Definition of a medium, No 2

A medium is a method of transmitting messages between people. This feels like an all encompassing definition of media to me, but this definition is still narrower than the Internet.

The reason is that the Internet can be used for transmitting data that is not intended for human consumption. It’s possible to email someone a CAD file and get a 3D prototype back without a human having ever read the data you supplied. With increasingly ubiquitous computing, and more sophisticated ways of shaping matter using data, this is a growing mode of Internet use. In this sense it’s more like an all purpose manufacturing aid.

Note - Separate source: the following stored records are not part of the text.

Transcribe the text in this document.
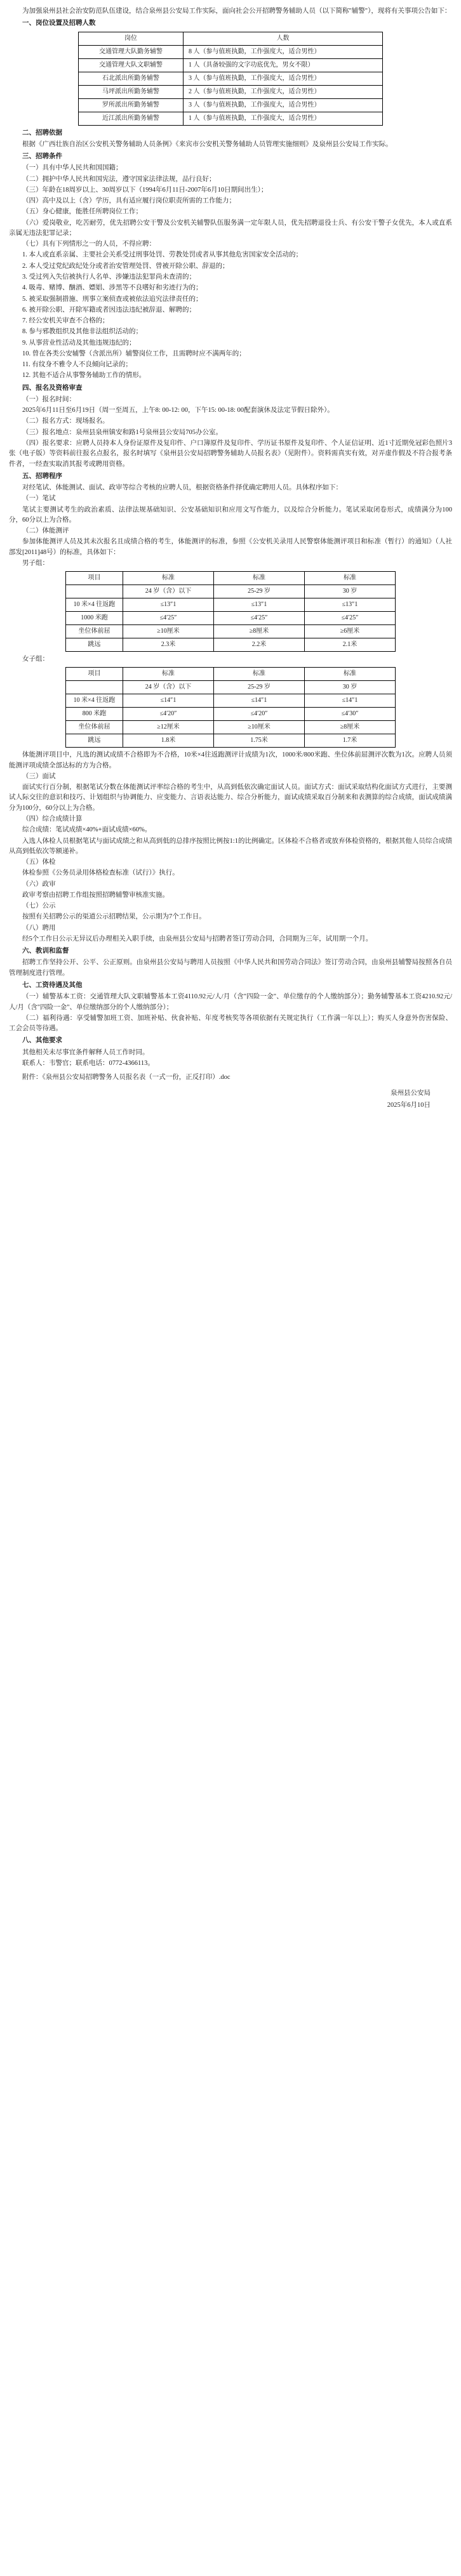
为加强泉州县社会治安防范队伍建设，结合泉州县公安局工作实际，面向社会公开招聘警务辅助人员（以下简称"辅警"），现将有关事项公告如下：

一、岗位设置及招聘人数

岗位	人数
交通管理大队勤务辅警	8 人（参与值班执勤，工作强度大，适合男性）
交通管理大队文职辅警	1 人（具备较强的文字功底优先，男女不限）
石北派出所勤务辅警	3 人（参与值班执勤，工作强度大，适合男性）
马坪派出所勤务辅警	2 人（参与值班执勤，工作强度大，适合男性）
罗所派出所勤务辅警	3 人（参与值班执勤，工作强度大，适合男性）
近江派出所勤务辅警	1 人（参与值班执勤，工作强度大，适合男性）

二、招聘依据

根据《广西壮族自治区公安机关警务辅助人员条例》《来宾市公安机关警务辅助人员管理实施细则》及泉州县公安局工作实际。

三、招聘条件

（一）具有中华人民共和国国籍；

（二）拥护中华人民共和国宪法，遵守国家法律法规，品行良好；

（三）年龄在18周岁以上、30周岁以下（1994年6月11日-2007年6月10日期间出生）；

（四）高中及以上（含）学历，具有适应履行岗位职责所需的工作能力；

（五）身心健康，能胜任所聘岗位工作；

（六）爱岗敬业，吃苦耐劳，优先招聘公安干警及公安机关辅警队伍服务满一定年限人员，优先招聘退役士兵、有公安干警子女优先，本人或直系亲属无违法犯罪记录；

（七）具有下列情形之一的人员，不得应聘：

1. 本人或直系亲属、主要社会关系受过刑事处罚、劳教处罚或者从事其他危害国家安全活动的；

2. 本人受过党纪政纪处分或者治安管理处罚、曾被开除公职、辞退的；

3. 受过列入失信被执行人名单、涉嫌违法犯罪尚未查清的；

4. 吸毒、赌博、酗酒、嫖娼、涉黑等不良嗜好和劣迹行为的；

5. 被采取强制措施、刑事立案侦查或被依法追究法律责任的；

6. 被开除公职、开除军籍或者因违法违纪被辞退、解聘的；

7. 经公安机关审查不合格的；

8. 参与邪教组织及其他非法组织活动的；

9. 从事营业性活动及其他违规违纪的；

10. 曾在各类公安辅警（含派出所）辅警岗位工作，且需聘时应不满两年的；

11. 有纹身不雅令人不良倾向记录的；

12. 其他不适合从事警务辅助工作的情形。

四、报名及资格审查

（一）报名时间：

2025年6月11日至6月19日（周一至周五，上午8: 00-12: 00，下午15: 00-18: 00配套演休及法定节假日除外）。

（二）报名方式：现场报名。

（三）报名地点：泉州县泉州镇安和路1号泉州县公安局705办公室。

（四）报名要求：应聘人员持本人身份证原件及复印件、户口簿原件及复印件、学历证书原件及复印件、个人证信证明、近1寸近期免冠彩色照片3张（电子版）等资料前往报名点报名，报名时填写《泉州县公安局招聘警务辅助人员报名表》（见附件）。资料需真实有效，对弄虚作假及不符合报考条件者，一经查实取消其报考或聘用资格。

五、招聘程序

对经笔试、体能测试、面试、政审等综合考核的应聘人员，根据资格条件择优确定聘用人员。具体程序如下：

（一）笔试

笔试主要测试考生的政治素质、法律法规基础知识、公安基础知识和应用文写作能力，以及综合分析能力。笔试采取闭卷形式，成绩满分为100分，60分以上为合格。

（二）体能测评

参加体能测评人员及其未次报名且成绩合格的考生，体能测评的标准，参照《公安机关录用人民警察体能测评项目和标准（暂行）的通知》（人社部发[2011]48号）的标准，具体如下：

男子组：

项目	标准	标准	标准
	24 岁（含）以下	25-29 岁	30 岁
10 米×4 往返跑	≤13″1	≤13″1	≤13″1
1000 米跑	≤4′25″	≤4′25″	≤4′25″
坐位体前屈	≥10厘米	≥8厘米	≥6厘米
跳远	2.3米	2.2米	2.1米

女子组：

项目	标准	标准	标准
	24 岁（含）以下	25-29 岁	30 岁
10 米×4 往返跑	≤14″1	≤14″1	≤14″1
800 米跑	≤4′20″	≤4′20″	≤4′30″
坐位体前屈	≥12厘米	≥10厘米	≥8厘米
跳远	1.8米	1.75米	1.7米

体能测评项目中，凡选的测试成绩不合格即为不合格，10米×4往返跑测评计成绩为1次，1000米/800米跑、坐位体前屈测评次数为1次。应聘人员须能测评项成绩全部达标的方为合格。

（三）面试

面试实行百分制，根据笔试分数在体能测试评率综合格的考生中，从高到低依次确定面试人员。面试方式：面试采取结构化面试方式进行，主要测试人际交往的意识和技巧、计划组织与协调能力、应变能力、言语表达能力、综合分析能力，面试成绩采取百分制来和表测算的综合成绩，面试成绩满分为100分，60分以上为合格。

（四）综合成绩计算

综合成绩：笔试成绩×40%+面试成绩×60%。

入选人体检人员根据笔试与面试成绩之和从高到低的总排序按照比例按1:1的比例确定。区体检不合格者或放弃体检资格的，根据其他人员综合成绩从高到低依次等额递补。

（五）体检

体检参照《公务员录用体格检查标准（试行）》执行。

（六）政审

政审考察由招聘工作组按照招聘辅警审核准实施。

（七）公示

按照有关招聘公示的渠道公示招聘结果，公示期为7个工作日。

（八）聘用

经5个工作日公示无异议后办理相关入职手续，由泉州县公安局与招聘者签订劳动合同，合同期为三年，试用期一个月。

六、教训和监督

招聘工作坚持公开、公平、公正原则。由泉州县公安局与聘用人员按照《中华人民共和国劳动合同法》签订劳动合同，由泉州县辅警局按照各自员管理制度进行管理。

七、工资待遇及其他

（一）辅警基本工资：交通管理大队文职辅警基本工资4110.92元/人/月（含"四险一金"、单位缴存的个人缴纳部分）；勤务辅警基本工资4210.92元/人/月（含"四险一金"、单位缴纳部分的个人缴纳部分）；

（二）福利待遇：享受辅警加班工资、加班补贴、伙食补贴、年度考核奖等各项依据有关规定执行（工作满一年以上）；购买人身意外伤害保险、工会会员等待遇。

八、其他要求

其他相关未尽事宜条件解释人员工作时同。

联系人：韦警官；联系电话：0772-4366113。

附件：《泉州县公安局招聘警务人员报名表（一式一份，正反打印）.doc

泉州县公安局
2025年6月10日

I think of it as similar to the way steam increased productivity in the industrial revolution (I’m not trying to make a comment on how important it is though).

Information is hard to charge for, but physical things are not. Projects such as Newspaper Club take advantage of this. They allow you to print your own low  volume newspaper. You’d never pay to publish something online, but paying to using a web app that makes something physical is a reasonable proposition.  Thinking like this might help you identify a revenue stream.

I think the fun of BarCamp is that you get to explain a pet idea, and it’s also a lovely arena to have a go a pubic speaking – I hope my audience weren’t too confused. Thanks to everyone that came along!